Kevin Anderson wrote:
> I ....... offer some
>broad observations that support the ambiguity of the gender of the BD.
>1). The male disciples in the FG almost always look bad--or at least less
>than worthy of imitation.
>2) The female characters (disciples?) in FG almost always look good, and
>are more clearly the characters the author of the FG wants the reader to
>note as exemplary.
These statements are true both of Mark, and of John before the
addition of chapter 21.
> .... It is difficult to imagine the circumstances which would prompt or
>allow a male author to write with such a bias in the historical time frame
>and setting in which FG was composed (whatever that setting might have been).
It's not at all difficult in my opinion.
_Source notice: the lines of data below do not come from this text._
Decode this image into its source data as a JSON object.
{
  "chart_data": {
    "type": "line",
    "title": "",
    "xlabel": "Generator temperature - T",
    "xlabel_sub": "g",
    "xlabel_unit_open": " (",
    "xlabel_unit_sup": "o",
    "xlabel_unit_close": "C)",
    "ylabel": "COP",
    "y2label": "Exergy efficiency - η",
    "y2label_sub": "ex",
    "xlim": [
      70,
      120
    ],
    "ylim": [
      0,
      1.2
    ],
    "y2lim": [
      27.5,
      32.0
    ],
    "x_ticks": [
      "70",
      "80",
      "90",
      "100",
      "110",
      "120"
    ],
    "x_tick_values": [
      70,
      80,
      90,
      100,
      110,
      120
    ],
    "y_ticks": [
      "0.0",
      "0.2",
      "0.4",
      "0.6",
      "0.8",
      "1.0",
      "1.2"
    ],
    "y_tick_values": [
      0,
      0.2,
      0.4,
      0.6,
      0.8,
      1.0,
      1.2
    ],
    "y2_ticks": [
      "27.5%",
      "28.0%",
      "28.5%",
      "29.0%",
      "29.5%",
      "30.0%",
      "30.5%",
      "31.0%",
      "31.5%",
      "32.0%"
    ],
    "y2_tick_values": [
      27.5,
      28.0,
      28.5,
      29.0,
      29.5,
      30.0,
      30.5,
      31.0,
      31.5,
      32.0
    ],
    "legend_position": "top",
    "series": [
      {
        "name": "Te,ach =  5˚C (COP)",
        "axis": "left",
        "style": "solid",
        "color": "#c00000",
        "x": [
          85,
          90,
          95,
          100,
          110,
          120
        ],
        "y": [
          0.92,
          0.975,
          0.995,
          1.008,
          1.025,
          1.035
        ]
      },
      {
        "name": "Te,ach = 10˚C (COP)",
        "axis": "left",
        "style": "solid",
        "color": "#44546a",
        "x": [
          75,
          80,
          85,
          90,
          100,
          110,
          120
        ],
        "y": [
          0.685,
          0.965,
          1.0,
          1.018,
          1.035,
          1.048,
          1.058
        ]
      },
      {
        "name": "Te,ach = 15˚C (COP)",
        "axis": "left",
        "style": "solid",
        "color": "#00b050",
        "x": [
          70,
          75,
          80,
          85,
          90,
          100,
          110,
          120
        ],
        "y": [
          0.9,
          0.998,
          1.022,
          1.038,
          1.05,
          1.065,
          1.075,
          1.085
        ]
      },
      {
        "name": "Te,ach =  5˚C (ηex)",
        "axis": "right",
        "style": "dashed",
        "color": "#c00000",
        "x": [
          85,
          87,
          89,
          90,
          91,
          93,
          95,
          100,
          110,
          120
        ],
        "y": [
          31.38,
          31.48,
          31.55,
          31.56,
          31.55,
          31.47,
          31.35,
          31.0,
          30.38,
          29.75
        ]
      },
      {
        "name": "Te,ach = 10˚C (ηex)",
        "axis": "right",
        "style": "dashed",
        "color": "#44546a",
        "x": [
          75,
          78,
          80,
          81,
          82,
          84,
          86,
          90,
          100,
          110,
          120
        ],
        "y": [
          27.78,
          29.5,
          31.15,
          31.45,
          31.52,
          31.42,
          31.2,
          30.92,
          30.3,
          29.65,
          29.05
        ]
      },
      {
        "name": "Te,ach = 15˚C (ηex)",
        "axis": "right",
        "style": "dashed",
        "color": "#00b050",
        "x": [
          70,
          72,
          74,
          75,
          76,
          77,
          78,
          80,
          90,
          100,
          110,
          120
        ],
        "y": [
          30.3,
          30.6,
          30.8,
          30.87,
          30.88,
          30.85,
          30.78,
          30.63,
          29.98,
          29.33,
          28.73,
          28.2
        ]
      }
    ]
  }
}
The tension between Paul and
the original followers of Jesus is apparent in Galatians and in Acts.
The authors of Mark and the First Edition of John were both admirers of
Paul and had little respect for the original disciples. All the
prominent original disciples were male. This is quite sufficient to
explain your point 1) above.
As for your point 2), there was nothing like rubbing it in within a
generally male dominated society by presenting the female characters as
looking better than the original male disciples.
>4). If indeed the BD were one of the prominent disciples (Thomas, Paul,
>James and others have been suggested) the authority and acceptablility of
>the FG could only have been strengthened by revealing the identity of the BD.
Not if it was Paul. For many ancient readers would have been put off
(as would many modern readers) by a surreal narrative in which Paul is
presented as talking directly to Jesus during his lifetime.